As a member of CGIAR – a global partnership that unites international organizations engaged in food security research – the Alliance has played an active role in preparations for the UN Food Systems Summit. The focus of the Alliance will be to remind all representatives in the food industry and especially the large corporations and all stakeholders invited to the September 23 summit in New York that the best way to combat hunger is through diversity and sustainability. The key take-home message is that only increased conservation and agro-biodiversity can guarantee the kinds of food that are resilient to sudden change of climate, pandemics and a planet fit for life in general.
Malnutrition rates in Vietnam have decreased in recent years and waves of famine with strictly rationed food belong thankfully to the past. Yet the memories of what made lack of food ‘normal’ are still vivid. With climate patterns now disrupting the recent achievements and COVID-19 accelerating the crisis, there is increased political awareness that food systems have to undergo a dramatic overhaul.
Tuyen Huynh, country coordinator of CGIAR Research Program on Agriculture for Nutrition and Health, says the Mekong River – the lifeblood for so much agriculture and transport – is among the key eco-systems most at risk. The river system is increasingly unstable.
“When the climate changes so unpredictably from what it used to be and events become more extreme, then it becomes more difficult to say ‘we’ll cultivate this because the weather is like this’,” she explained. Salination of the water, she added, is increasingly affecting rice cultivation, as it impoverishes the quality of soil and nutrients.
Research on food systems profiles demonstrated that strategies to address food insecurity should be implemented in urban settings as well as rural areas.

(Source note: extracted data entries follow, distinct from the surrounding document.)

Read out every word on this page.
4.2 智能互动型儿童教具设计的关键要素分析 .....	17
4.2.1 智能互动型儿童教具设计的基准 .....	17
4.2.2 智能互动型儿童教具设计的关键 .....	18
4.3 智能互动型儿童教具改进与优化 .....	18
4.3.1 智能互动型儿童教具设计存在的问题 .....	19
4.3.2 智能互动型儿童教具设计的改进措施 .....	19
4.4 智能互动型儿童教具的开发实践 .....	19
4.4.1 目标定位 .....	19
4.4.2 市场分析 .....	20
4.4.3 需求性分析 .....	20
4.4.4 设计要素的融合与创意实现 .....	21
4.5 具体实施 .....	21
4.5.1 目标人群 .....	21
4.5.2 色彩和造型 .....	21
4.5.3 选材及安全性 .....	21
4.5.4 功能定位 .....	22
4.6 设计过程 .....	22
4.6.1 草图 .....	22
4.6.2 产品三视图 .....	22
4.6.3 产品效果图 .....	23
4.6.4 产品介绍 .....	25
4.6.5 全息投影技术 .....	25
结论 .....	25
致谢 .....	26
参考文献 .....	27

All across the country, and especially in mountainous areas and in winter, some meats and vegetables are difficult to obtain for the poor.

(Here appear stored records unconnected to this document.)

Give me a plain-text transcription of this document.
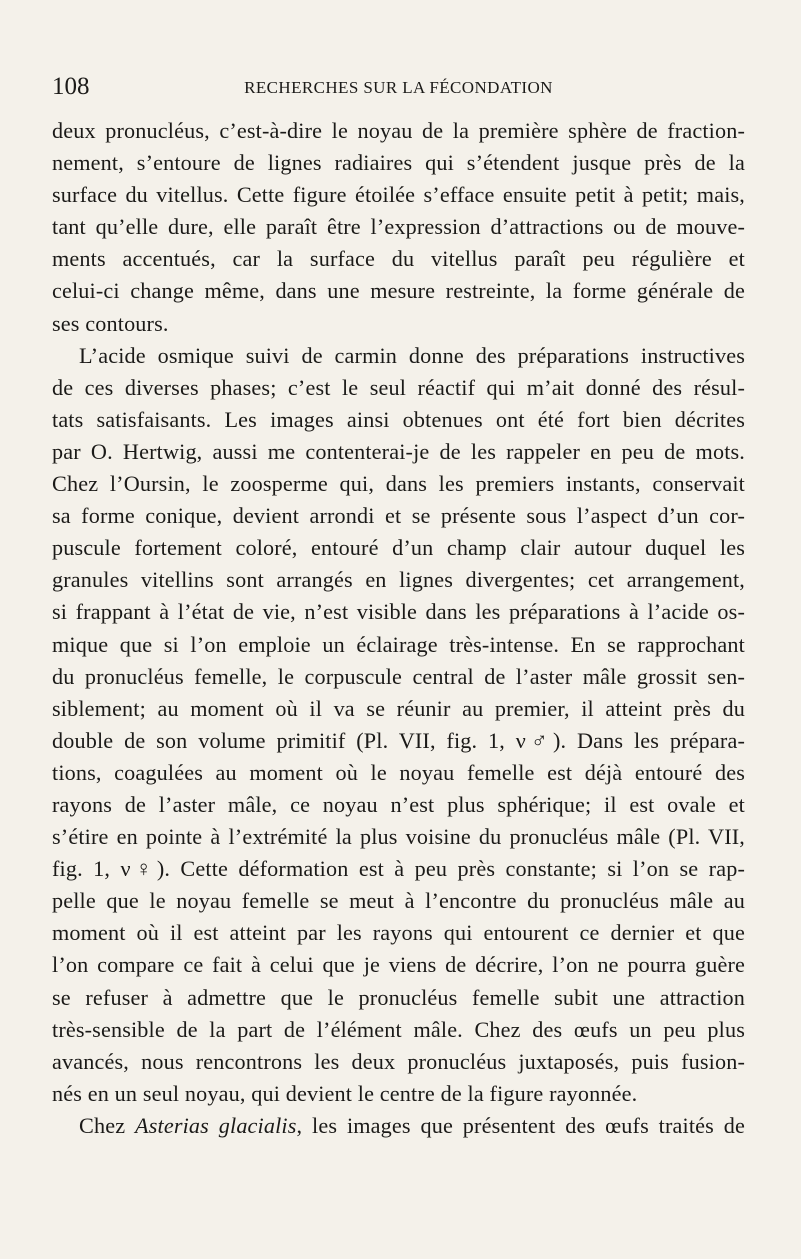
108	RECHERCHES SUR LA FÉCONDATION
deux pronucléus, c’est-à-dire le noyau de la première sphère de fraction-
nement, s’entoure de lignes radiaires qui s’étendent jusque près de la
surface du vitellus. Cette figure étoilée s’efface ensuite petit à petit; mais,
tant qu’elle dure, elle paraît être l’expression d’attractions ou de mouve-
ments accentués, car la surface du vitellus paraît peu régulière et
celui-ci change même, dans une mesure restreinte, la forme générale de
ses contours.
L’acide osmique suivi de carmin donne des préparations instructives
de ces diverses phases; c’est le seul réactif qui m’ait donné des résul-
tats satisfaisants. Les images ainsi obtenues ont été fort bien décrites
par O. Hertwig, aussi me contenterai-je de les rappeler en peu de mots.
Chez l’Oursin, le zoosperme qui, dans les premiers instants, conservait
sa forme conique, devient arrondi et se présente sous l’aspect d’un cor-
puscule fortement coloré, entouré d’un champ clair autour duquel les
granules vitellins sont arrangés en lignes divergentes; cet arrangement,
si frappant à l’état de vie, n’est visible dans les préparations à l’acide os-
mique que si l’on emploie un éclairage très-intense. En se rapprochant
du pronucléus femelle, le corpuscule central de l’aster mâle grossit sen-
siblement; au moment où il va se réunir au premier, il atteint près du
double de son volume primitif (Pl. VII, fig. 1, ν♂). Dans les prépara-
tions, coagulées au moment où le noyau femelle est déjà entouré des
rayons de l’aster mâle, ce noyau n’est plus sphérique; il est ovale et
s’étire en pointe à l’extrémité la plus voisine du pronucléus mâle (Pl. VII,
fig. 1, ν♀). Cette déformation est à peu près constante; si l’on se rap-
pelle que le noyau femelle se meut à l’encontre du pronucléus mâle au
moment où il est atteint par les rayons qui entourent ce dernier et que
l’on compare ce fait à celui que je viens de décrire, l’on ne pourra guère
se refuser à admettre que le pronucléus femelle subit une attraction
très-sensible de la part de l’élément mâle. Chez des œufs un peu plus
avancés, nous rencontrons les deux pronucléus juxtaposés, puis fusion-
nés en un seul noyau, qui devient le centre de la figure rayonnée.
Chez Asterias glacialis, les images que présentent des œufs traités de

The Alliance has focused on the link between agriculture and nutrition models and has made sure that farmers are able to communicate their points of view by technically supporting the government in surveys and guidelines using the different languages spoken across the country.
Rather than pushing for simply increasing the production of food as such, governments, farmers, and producers have to think of how to provide more diversified and healthy food as well as improve the quality of nutrients in food. It’s a transformation that is expected as a result of embracing a local perspective of agricultural systems. The challenge in Vietnam is getting healthy foods to both urban and rural settings.
Chemical fertilizers and pesticides can exacerbate the weaknesses of food systems, promoting mono-cropping, lack of adaptability, and lack of response. And the all-important link between food, people, and their culture also risks being severed.
“Rice is the main staple in Vietnam. We mainly export rice and fruit—these are not available in some remote mountains in certain seasons so in winter there is often not enough food,” said Truong Mai, vice director of the National Institute of Nutrition. “Water and sanitation are also a very big issue in remote areas,” she added, underlining how food security cannot be tackled in isolation.